The great Soviet teacher A. S. Makarenko emphasized the role of the team in shaping the child’s personality and his relationships with other members of the team . The main thing, he believed, in a team is that each child is an active unit, without losing his individuality, and all participants carry out joint activities, set new goals that unite them, in the process of this they grow as individuals, because new tasks require a new level of communication, self-development, and the general mood improves. The child persistently seeks and finds his place in the team , his status, albeit childish, but no less important for this, realizes himself, and, of course, grows as a person.

The team is a great educational force, believed V. A. Sukhomlinsky.

Until the age of 2-3 years, a child does not experience an urgent need to communicate with peers; it has not yet formed. At this age, an adult acts as a play partner for the child, a role model, and satisfies the child’s need for friendly attention and cooperation. Peers cannot give this, because they themselves need the same.

After 2-2.5 years, the child understands that there are the same children around, and not big screaming dolls. He begins to compare himself with his peers and draw his own conclusions. It is important for a child to stand out, to receive the approval of peers and the praise of the teacher, if he can do something better than others. If a child fails to fit in with his peers, he may either withdraw into himself or become overly aggressive. Closedness and aggressiveness at this age are a consequence of the fact that the child feels that in some way he does not correspond to his peers. Do not punish a child if he is excessively pugnacious. The kid doesn’t understand why you’re scolding him: why the doll can be pulled by the hair, but Olya can’t. For him, Olya is also a kind of doll, only a larger one, and he wonders how she will react to his actions. Time will pass, and the child will learn to understand the difference between animate and inanimate objects.
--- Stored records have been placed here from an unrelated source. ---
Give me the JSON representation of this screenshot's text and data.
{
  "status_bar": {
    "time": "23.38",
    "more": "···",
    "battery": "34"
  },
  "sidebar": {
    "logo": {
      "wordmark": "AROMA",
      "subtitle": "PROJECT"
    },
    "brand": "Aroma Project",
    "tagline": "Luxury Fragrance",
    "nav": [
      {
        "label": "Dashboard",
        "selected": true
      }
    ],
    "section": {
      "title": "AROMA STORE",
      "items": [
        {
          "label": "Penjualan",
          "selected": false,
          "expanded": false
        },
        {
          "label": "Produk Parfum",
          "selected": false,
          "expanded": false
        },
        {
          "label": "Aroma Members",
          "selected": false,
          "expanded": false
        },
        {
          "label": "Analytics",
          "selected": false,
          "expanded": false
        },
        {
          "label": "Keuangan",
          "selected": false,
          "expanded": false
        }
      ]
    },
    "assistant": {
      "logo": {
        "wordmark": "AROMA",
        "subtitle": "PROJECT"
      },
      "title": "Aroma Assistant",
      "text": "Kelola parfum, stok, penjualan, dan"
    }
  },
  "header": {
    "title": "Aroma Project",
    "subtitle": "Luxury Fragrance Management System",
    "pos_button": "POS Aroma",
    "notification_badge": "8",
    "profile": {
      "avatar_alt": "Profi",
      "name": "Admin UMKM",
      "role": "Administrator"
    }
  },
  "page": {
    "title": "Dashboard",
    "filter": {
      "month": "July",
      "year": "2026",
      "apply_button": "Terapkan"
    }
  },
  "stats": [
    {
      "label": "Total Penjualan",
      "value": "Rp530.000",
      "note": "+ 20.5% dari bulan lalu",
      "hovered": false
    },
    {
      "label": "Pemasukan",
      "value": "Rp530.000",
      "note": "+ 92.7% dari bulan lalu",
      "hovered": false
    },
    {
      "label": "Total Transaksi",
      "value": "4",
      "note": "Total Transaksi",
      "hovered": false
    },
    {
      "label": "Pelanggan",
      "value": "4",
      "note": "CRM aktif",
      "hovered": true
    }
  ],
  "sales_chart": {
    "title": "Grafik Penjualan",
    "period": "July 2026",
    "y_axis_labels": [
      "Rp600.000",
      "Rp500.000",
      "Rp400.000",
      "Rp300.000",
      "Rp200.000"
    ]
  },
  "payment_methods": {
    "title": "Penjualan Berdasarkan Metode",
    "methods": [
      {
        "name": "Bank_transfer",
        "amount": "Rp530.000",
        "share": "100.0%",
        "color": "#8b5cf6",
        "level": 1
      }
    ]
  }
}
Our task is to explain to the child that other people, regardless of age , can also experience pain, fear, and resentment. To do this, when playing with a child, there is no need to endure, if he hurts you, explain to the child your feelings and the feelings of others.

As a teacher, I understand that the children’s team needs constant work to unite and form children’s friendships, but parents also need to pay attention to this at home. Unfortunately, often parents , guided by their own not always positive experience in this area, set up their children according to the principle “Everyone for himself”

. This position is deeply mistaken. A child who does not know how to empathize, sympathize, and is fixated on himself will subsequently experience difficulties and will not be able to be either successful or, most importantly, happy.

Outside the children's team , the harmonious all-round development of the child is impossible, and with skillful leadership, the team not only does not limit the growth of the individual, but, on the contrary, helps him.

In conclusion, I would like to say that together we will lay the foundation of friendly relations in children's and parent teams , as well as in relations between parents and teachers of a preschool institution. We need to make sure that the child in kindergarten has fun, good, and interesting, so that he goes to kindergarten with joy, makes friends with the kids and returns home happy, because loving adults are waiting for him at home.